Revenons à 1953 et à l'honorable John Foster Dulles, secrétaire d'État du président Eisenhower. L'un des grands faucons de la guerre froide. Tout le contraire d'un rêveur utopique. Il avait fait partie de la délégation américaine à San Francisco en tant que conseiller du sénateur républicain Arthur Vandenberg et avait contribué à l'élaboration du préambule émouvant de la Charte. Tout cela a rendu son verdict de huit ans d'autant plus surprenant:

Quand nous étions à San Francisco au printemps 1945, aucun de nous ne connaissait la bombe atomique qui devait tomber sur Hiroshima le 6 août 1945. La Charte est donc une charte de l'ère pré-atomique. En ce sens, il était obsolète avant son entrée en vigueur. Je peux dire avec certitude que si les délégués là-bas avaient su que la puissance mystérieuse et incommensurable de l'atome serait disponible comme moyen de destruction massive, les dispositions de la charte relatives au désarmement et à la réglementation des armements auraient été bien plus emphatique et réaliste.

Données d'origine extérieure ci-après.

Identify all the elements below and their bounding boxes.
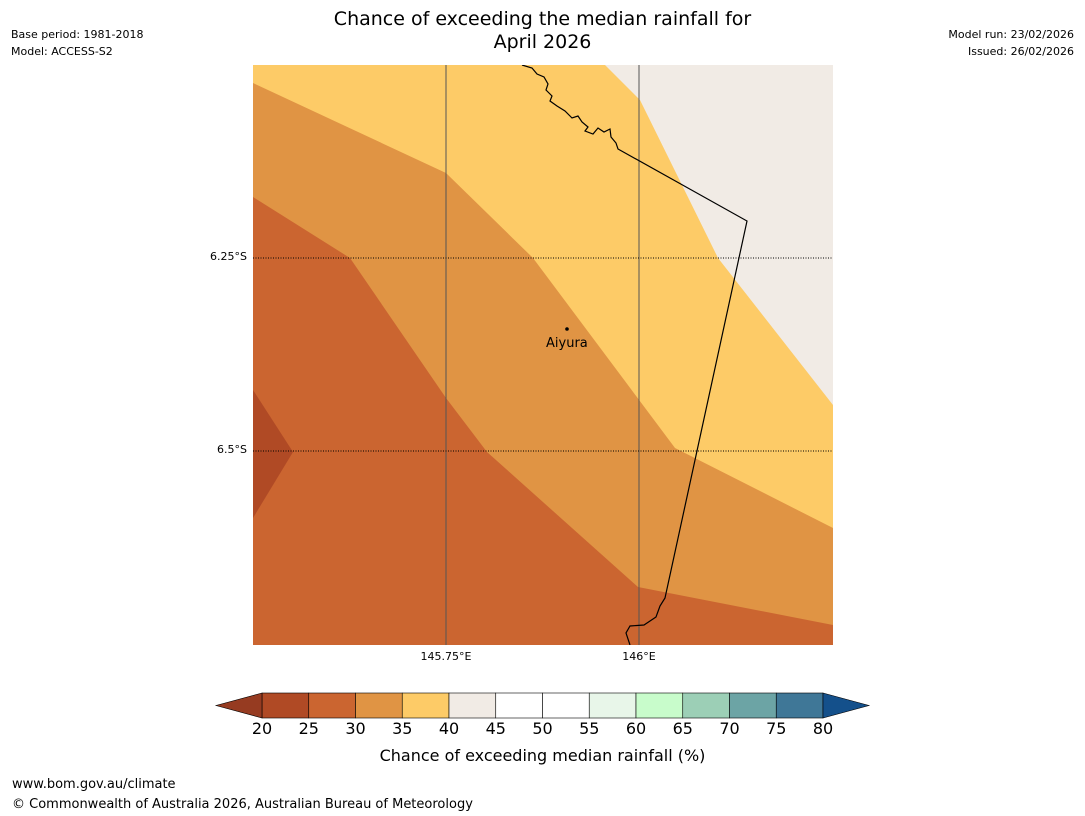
metadata-right: Model run: 23/02/2026 Issued: 26/02/2026 — [948, 26, 1074, 60]
colorbar-tick-label: 45 — [485, 719, 506, 738]
colorbar-tick-label: 40 — [438, 719, 460, 738]
colorbar-tick-label: 55 — [579, 719, 600, 738]
colorbar-bin-55-60 — [588, 692, 637, 719]
footer: www.bom.gov.au/climate © Commonwealth of… — [12, 775, 473, 815]
colorbar-bin-35-40 — [401, 692, 450, 719]
colorbar-tick-label: 35 — [392, 719, 413, 738]
footer-copyright: © Commonwealth of Australia 2026, Austra… — [12, 797, 473, 812]
aiyura-marker — [565, 327, 569, 331]
colorbar-bin-40-45 — [448, 692, 497, 719]
lat-label-6-25: 6.25°S — [210, 250, 247, 263]
region-20-25 — [253, 390, 293, 518]
map-title: Chance of exceeding the median rainfall … — [0, 8, 1085, 54]
colorbar-bin-65-70 — [682, 692, 730, 719]
colorbar-tick-label: 75 — [766, 719, 787, 738]
colorbar-bin-50-55 — [542, 692, 590, 719]
lon-label-145-75: 145.75°E — [420, 650, 472, 663]
colorbar-tick-label: 30 — [345, 719, 366, 738]
colorbar-tick-label: 50 — [532, 719, 553, 738]
colorbar-tick-label: 65 — [672, 719, 693, 738]
model-text: Model: ACCESS-S2 — [11, 45, 113, 58]
colorbar-tick-label: 70 — [719, 719, 740, 738]
colorbar-tick-label: 25 — [298, 719, 319, 738]
colorbar-under-arrow — [214, 692, 263, 719]
region-25-30 — [253, 197, 833, 645]
base-period-text: Base period: 1981-2018 — [11, 28, 144, 41]
forecast-map — [253, 65, 833, 645]
coastline-boundary — [521, 65, 748, 645]
lat-label-6-5: 6.5°S — [217, 443, 247, 456]
colorbar-tick-label: 60 — [625, 719, 647, 738]
model-run-text: Model run: 23/02/2026 — [948, 28, 1074, 41]
footer-url[interactable]: www.bom.gov.au/climate — [12, 777, 176, 792]
issued-text: Issued: 26/02/2026 — [967, 45, 1074, 58]
colorbar-over-arrow — [822, 692, 871, 719]
title-line-1: Chance of exceeding the median rainfall … — [333, 8, 752, 30]
lon-label-146: 146°E — [622, 650, 656, 663]
metadata-left: Base period: 1981-2018 Model: ACCESS-S2 — [11, 26, 143, 60]
colorbar-bin-20-25 — [261, 692, 310, 719]
aiyura-label: Aiyura — [546, 336, 588, 351]
colorbar-bin-75-80 — [775, 692, 824, 719]
colorbar-bin-70-75 — [729, 692, 777, 719]
colorbar-bin-25-30 — [308, 692, 356, 719]
colorbar-bin-60-65 — [635, 692, 684, 719]
colorbar-bin-30-35 — [355, 692, 403, 719]
colorbar-title: Chance of exceeding median rainfall (%) — [379, 746, 706, 765]
colorbar-tick-label: 80 — [812, 719, 834, 738]
colorbar-tick-label: 20 — [251, 719, 273, 738]
colorbar-bin-45-50 — [495, 692, 543, 719]
title-line-2: April 2026 — [493, 31, 592, 53]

En effet, quelques jours seulement après la mort de FDR le 12 avril 1945, le secrétaire à la Guerre Henry Stimson avait conseillé au nouveau président de reporter la conférence de San Francisco - jusqu'à ce que toutes les conséquences de la bombe atomique imminente puissent être envisagées et absorbées.

L'ONU a fait beaucoup de bien en 75 ans. Il a fourni des secours alimentaires à 90 millions de personnes, distribué de l'aide à plus de 34 millions de réfugiés, effectué 71 missions de maintien de la paix, supervisé des centaines d'élections nationales, aidé des centaines de millions de femmes en santé maternelle, vacciné 58% des enfants dans le monde, et bien d'autres.

Mais - point chaud ici - il n'a pas aboli la guerre. Il n'a pas non plus éliminé les courses aux armements éternelles entre les grandes puissances, bellum omnium contre omnes décrit par Thomas Hobbes dans son Léviathan de 1651. Armes laser, armes spatiales, cyberarmes, armes nano, armes drones, armes germinales, armes robotiques artificiellement intelligentes. Avance rapide juste jusqu'en 2045, l'ONU à 100, et on ne peut même pas envisager les nouveaux adjectifs devant l'ancien nom. Nul ne peut douter que l'humanité sera continuellement confrontée à de nouveaux scénarios de catastrophe toujours plus effrayants.

Désolé c'est quoi? Oui, vous là-bas au dernier rang, parlez! Depuis 75 ans maintenant, nous n'avons ni «république du monde» ni guerre nucléaire? Truman a donc dû se tromper? L'humanité peut habiter en toute sécurité dans un monde de rivaux nationaux, dites-vous, armés d'armes nucléaires et Dieu ne sait que quelles autres armes, et parvient à esquiver à jamais la venue de l'apocalypse?

La seule réponse possible à cela est la même que celle prétendument donnée par le Premier ministre chinois Zhou Enlai en 1971, lorsque Henry Kissinger lui a demandé ce qu'il pensait des conséquences de la Révolution française. M. Zhou, l'histoire continue, a réfléchi à la question pendant un moment, puis a répondu: "Je pense qu'il est trop tôt pour le dire."

 

Tad Daley, auteur du livre Apocalypse Never: Tracer la voie vers un monde sans armes nucléaires de Rutgers University Press, est directeur de l'analyse des politiques à Citizens for Global Solutions.